The amateur aspect of the Peace Race was a pure joke. All those miners, teachers, and other "amateurs" hardly ever worked in their original professions. Instead, they were supported by large tech teams. Thus, they were not different than professional cyclists in the West. And like in the West, their sole existence was focused on winning at all cost. This involved using drugs as well.
Alberto Contador celebrating his victory in 2011 Giro d'Italia (Photo by Giovanni Auletta, AP)

We started this year with news of Alberto Contador suspension regarding his blood doping in 2010 and 2011. Contador lost his 2010 Tour de France and 2011 Giro d'Italia titles. And then, 3 days, later we got the news that Jan Ullrich  was found guilty of doping and banned from competing as well. If you ever wondered how dirty professional road cycling could be, now you have the answer. Ullrich had a bad luck of being always second in Tour de France, as long as Lance Armstrong was racing. Could he be simply tired of looking at Armstrong's rear wheel?

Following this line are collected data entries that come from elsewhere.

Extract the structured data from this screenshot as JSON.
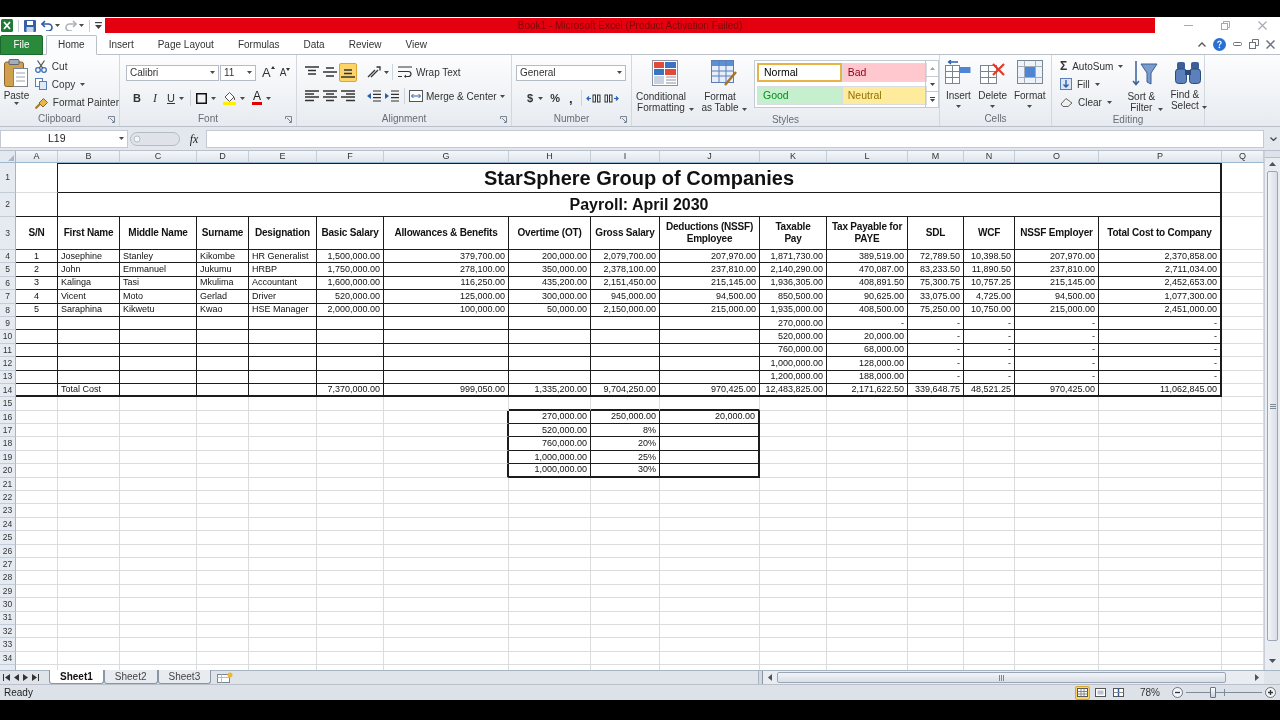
{
  "title_bar": {
    "title": "Book1 - Microsoft Excel (Product Activation Failed)",
    "quick_access": {
      "redo": {
        "disabled": true
      }
    }
  },
  "ribbon": {
    "tabs": [
      {
        "label": "File",
        "kind": "file",
        "selected": false
      },
      {
        "label": "Home",
        "kind": "tab",
        "selected": true
      },
      {
        "label": "Insert",
        "kind": "tab",
        "selected": false
      },
      {
        "label": "Page Layout",
        "kind": "tab",
        "selected": false
      },
      {
        "label": "Formulas",
        "kind": "tab",
        "selected": false
      },
      {
        "label": "Data",
        "kind": "tab",
        "selected": false
      },
      {
        "label": "Review",
        "kind": "tab",
        "selected": false
      },
      {
        "label": "View",
        "kind": "tab",
        "selected": false
      }
    ],
    "clipboard": {
      "label": "Clipboard",
      "paste": "Paste",
      "cut": "Cut",
      "copy": "Copy",
      "format_painter": "Format Painter"
    },
    "font": {
      "label": "Font",
      "font_name": "Calibri",
      "font_size": "11",
      "grow_font": "A",
      "shrink_font": "A",
      "bold": "B",
      "italic": "I",
      "underline": "U",
      "font_color": "A"
    },
    "alignment": {
      "label": "Alignment",
      "vertical_align": [
        {
          "selected": false
        },
        {
          "selected": false
        },
        {
          "selected": true
        }
      ],
      "wrap_text": "Wrap Text",
      "merge_center": "Merge & Center"
    },
    "number": {
      "label": "Number",
      "format": "General",
      "currency": "$",
      "percent": "%",
      "comma": ","
    },
    "styles": {
      "label": "Styles",
      "conditional_formatting": "Conditional Formatting",
      "format_as_table": "Format as Table",
      "gallery": [
        {
          "name": "Normal",
          "color": "#ffffff",
          "selected": true
        },
        {
          "name": "Bad",
          "color": "#ffc7ce",
          "selected": false
        },
        {
          "name": "Good",
          "color": "#c6efce",
          "selected": false
        },
        {
          "name": "Neutral",
          "color": "#ffeb9c",
          "selected": false
        }
      ]
    },
    "cells": {
      "label": "Cells",
      "buttons": [
        "Insert",
        "Delete",
        "Format"
      ]
    },
    "editing": {
      "label": "Editing",
      "sum_symbol": "Σ",
      "autosum": "AutoSum",
      "fill": "Fill",
      "clear": "Clear",
      "sort_filter": "Sort & Filter",
      "find_select": "Find & Select"
    }
  },
  "formula_bar": {
    "name_box": "L19",
    "fx": "fx"
  },
  "sheet": {
    "column_headers": [
      "A",
      "B",
      "C",
      "D",
      "E",
      "F",
      "G",
      "H",
      "I",
      "J",
      "K",
      "L",
      "M",
      "N",
      "O",
      "P",
      "Q"
    ],
    "row_headers": [
      "1",
      "2",
      "3",
      "4",
      "5",
      "6",
      "7",
      "8",
      "9",
      "10",
      "11",
      "12",
      "13",
      "14",
      "15",
      "16",
      "17",
      "18",
      "19",
      "20",
      "21",
      "22",
      "23",
      "24",
      "25",
      "26",
      "27",
      "28",
      "29",
      "30",
      "31",
      "32",
      "33",
      "34"
    ],
    "payroll": {
      "title": "StarSphere Group of Companies",
      "subtitle": "Payroll: April 2030",
      "headers": [
        "S/N",
        "First Name",
        "Middle Name",
        "Surname",
        "Designation",
        "Basic Salary",
        "Allowances & Benefits",
        "Overtime (OT)",
        "Gross Salary",
        "Deductions (NSSF) Employee",
        "Taxable Pay",
        "Tax Payable for PAYE",
        "SDL",
        "WCF",
        "NSSF Employer",
        "Total Cost to Company"
      ],
      "rows": [
        {
          "sn": "1",
          "first_name": "Josephine",
          "middle_name": "Stanley",
          "surname": "Kikombe",
          "designation": "HR Generalist",
          "basic_salary": "1,500,000.00",
          "allowances_benefits": "379,700.00",
          "overtime": "200,000.00",
          "gross_salary": "2,079,700.00",
          "nssf_employee": "207,970.00",
          "taxable_pay": "1,871,730.00",
          "paye": "389,519.00",
          "sdl": "72,789.50",
          "wcf": "10,398.50",
          "nssf_employer": "207,970.00",
          "total_cost": "2,370,858.00"
        },
        {
          "sn": "2",
          "first_name": "John",
          "middle_name": "Emmanuel",
          "surname": "Jukumu",
          "designation": "HRBP",
          "basic_salary": "1,750,000.00",
          "allowances_benefits": "278,100.00",
          "overtime": "350,000.00",
          "gross_salary": "2,378,100.00",
          "nssf_employee": "237,810.00",
          "taxable_pay": "2,140,290.00",
          "paye": "470,087.00",
          "sdl": "83,233.50",
          "wcf": "11,890.50",
          "nssf_employer": "237,810.00",
          "total_cost": "2,711,034.00"
        },
        {
          "sn": "3",
          "first_name": "Kalinga",
          "middle_name": "Tasi",
          "surname": "Mkulima",
          "designation": "Accountant",
          "basic_salary": "1,600,000.00",
          "allowances_benefits": "116,250.00",
          "overtime": "435,200.00",
          "gross_salary": "2,151,450.00",
          "nssf_employee": "215,145.00",
          "taxable_pay": "1,936,305.00",
          "paye": "408,891.50",
          "sdl": "75,300.75",
          "wcf": "10,757.25",
          "nssf_employer": "215,145.00",
          "total_cost": "2,452,653.00"
        },
        {
          "sn": "4",
          "first_name": "Vicent",
          "middle_name": "Moto",
          "surname": "Gerlad",
          "designation": "Driver",
          "basic_salary": "520,000.00",
          "allowances_benefits": "125,000.00",
          "overtime": "300,000.00",
          "gross_salary": "945,000.00",
          "nssf_employee": "94,500.00",
          "taxable_pay": "850,500.00",
          "paye": "90,625.00",
          "sdl": "33,075.00",
          "wcf": "4,725.00",
          "nssf_employer": "94,500.00",
          "total_cost": "1,077,300.00"
        },
        {
          "sn": "5",
          "first_name": "Saraphina",
          "middle_name": "Kikwetu",
          "surname": "Kwao",
          "designation": "HSE Manager",
          "basic_salary": "2,000,000.00",
          "allowances_benefits": "100,000.00",
          "overtime": "50,000.00",
          "gross_salary": "2,150,000.00",
          "nssf_employee": "215,000.00",
          "taxable_pay": "1,935,000.00",
          "paye": "408,500.00",
          "sdl": "75,250.00",
          "wcf": "10,750.00",
          "nssf_employer": "215,000.00",
          "total_cost": "2,451,000.00"
        },
        {
          "taxable_pay": "270,000.00",
          "paye": "-",
          "sdl": "-",
          "wcf": "-",
          "nssf_employer": "-",
          "total_cost": "-"
        },
        {
          "taxable_pay": "520,000.00",
          "paye": "20,000.00",
          "sdl": "-",
          "wcf": "-",
          "nssf_employer": "-",
          "total_cost": "-"
        },
        {
          "taxable_pay": "760,000.00",
          "paye": "68,000.00",
          "sdl": "-",
          "wcf": "-",
          "nssf_employer": "-",
          "total_cost": "-"
        },
        {
          "taxable_pay": "1,000,000.00",
          "paye": "128,000.00",
          "sdl": "-",
          "wcf": "-",
          "nssf_employer": "-",
          "total_cost": "-"
        },
        {
          "taxable_pay": "1,200,000.00",
          "paye": "188,000.00",
          "sdl": "-",
          "wcf": "-",
          "nssf_employer": "-",
          "total_cost": "-"
        }
      ],
      "total": {
        "label": "Total Cost",
        "basic_salary": "7,370,000.00",
        "allowances_benefits": "999,050.00",
        "overtime": "1,335,200.00",
        "gross_salary": "9,704,250.00",
        "nssf_employee": "970,425.00",
        "taxable_pay": "12,483,825.00",
        "paye": "2,171,622.50",
        "sdl": "339,648.75",
        "wcf": "48,521.25",
        "nssf_employer": "970,425.00",
        "total_cost": "11,062,845.00"
      }
    },
    "rate_table": {
      "rows": [
        {
          "cells": [
            "270,000.00",
            "250,000.00",
            "20,000.00"
          ]
        },
        {
          "cells": [
            "520,000.00",
            "8%"
          ]
        },
        {
          "cells": [
            "760,000.00",
            "20%"
          ]
        },
        {
          "cells": [
            "1,000,000.00",
            "25%"
          ]
        },
        {
          "cells": [
            "1,000,000.00",
            "30%"
          ]
        }
      ]
    }
  },
  "sheet_tabs": [
    {
      "label": "Sheet1",
      "selected": true
    },
    {
      "label": "Sheet2",
      "selected": false
    },
    {
      "label": "Sheet3",
      "selected": false
    }
  ],
  "status_bar": {
    "status": "Ready",
    "view_buttons": [
      {
        "selected": true
      },
      {
        "selected": false
      },
      {
        "selected": false
      }
    ],
    "zoom": "78%",
    "zoom_slider": {
      "level": 0.36
    }
  }
}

I am sure he wanted to win too. And how about Armstrong? Looking at what happened during the last few days it is hard to believe that Lance was always clean. It is possible that he was just smarter, luckier and had more money for better drugs than the rest of professional cyclists.
Amazingly, many pro cyclists believe that they are fair with their rivals, since if everybody is cheating chances of victory are equal for everyone. But what about us, viewers? Do we want to watch a bicycle race or a drug race? Is this still sport or some medical experiment?

It looks like for now, in order to enjoy cycling in its purest form we should dig out those archive tapes from the beginning of XX century.